Shares for Jabil Circuit. Inc. (JBL) fell as much as 6.9% in premarket trading and are up just 0.04% minutes after the market opened on Thursday. The company reported their fiscal fourth quarter profit on Wednesday, with the company posting a drop in profit.
Profits in the fourth quarter fell to $38.1 million compared to $87.7 million during the same period a year prior.
Jabil’s EPS was $0.20 compared to $0.45 during the same quarter a year prior. The company’s profit, when excluding one-time costs, was $52.9 million with an EPS of $0.28. The consensus was that the company would post an EPS of $0.25 a share.
Revenues are also on the decline for JBL.
The company’s revenue fell from $4.68 billion a year ago to $4.43 billion. Revenues did beat expectations of revenue at $4.27 billion. JBL will be entering their fiscal 2017 year. The company was upbeat about their 2016 earnings, stating that there were significant variabilities in the market.
Guidance for 2017 surpasses analyst estimates, with the company expecting to post an EPS of $0.54 – $0.74 in the first-quarter of the fiscal year. The company also expects revenues between $4.8 billion and $5.0 billion on the quarter.
Jabil’s report also announced that the company will undergo an alignment plan. The restructuring alignment plan is expected to cost the company $195 million over a two-year period.
The majority of the costs, $120 million to $150 million, will be accrued during the 2017 fiscal year.

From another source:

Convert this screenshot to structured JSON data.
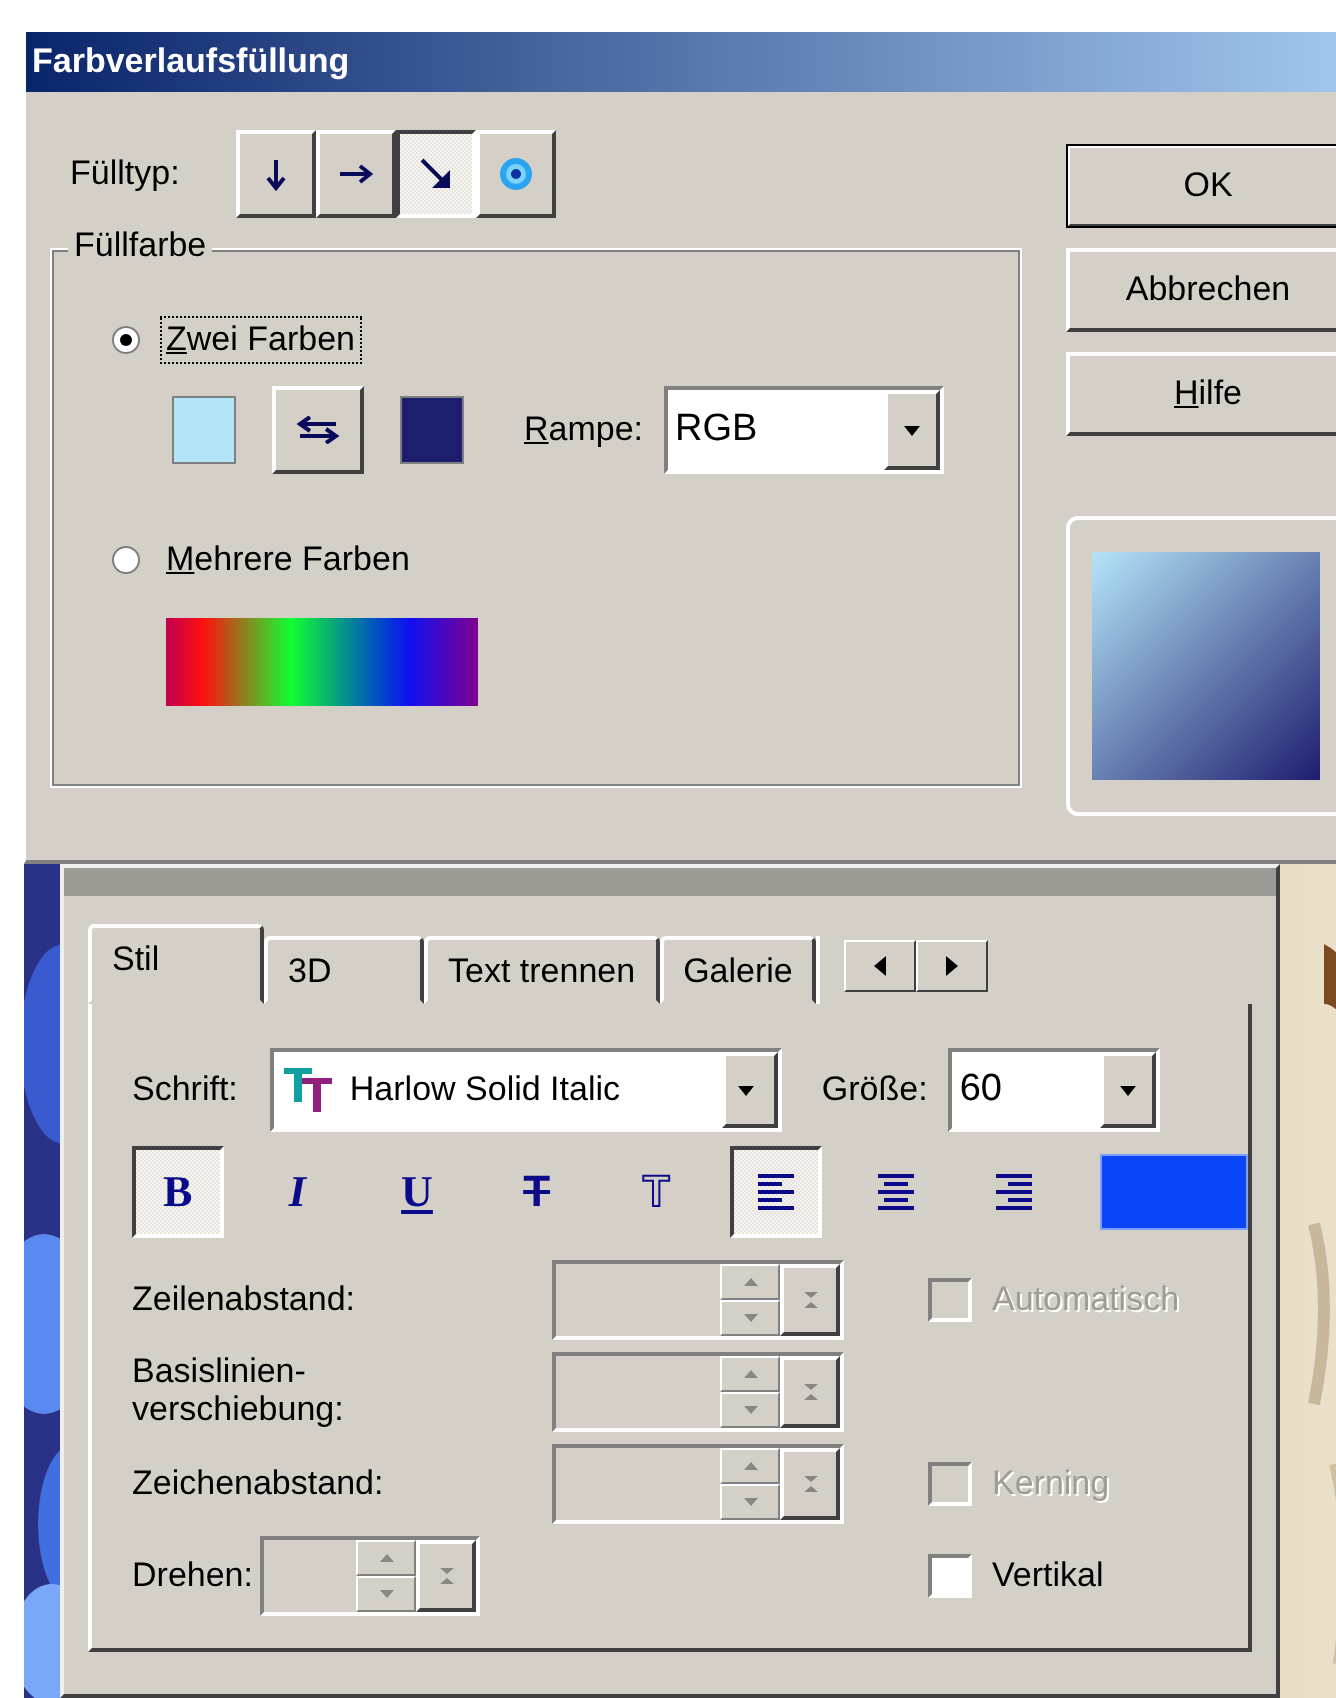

Net revenue in the company’s 2017 guidance is expected to decrease 6% year-on-year. JBL’s diversified manufacturing services is expected to take a 12% hit on net revenue, while the company’s electronics manufacturing services is slated to remain consistent on the year.
Core operating income during fiscal Q1 2017 is expected to be between $175 million and $225 million.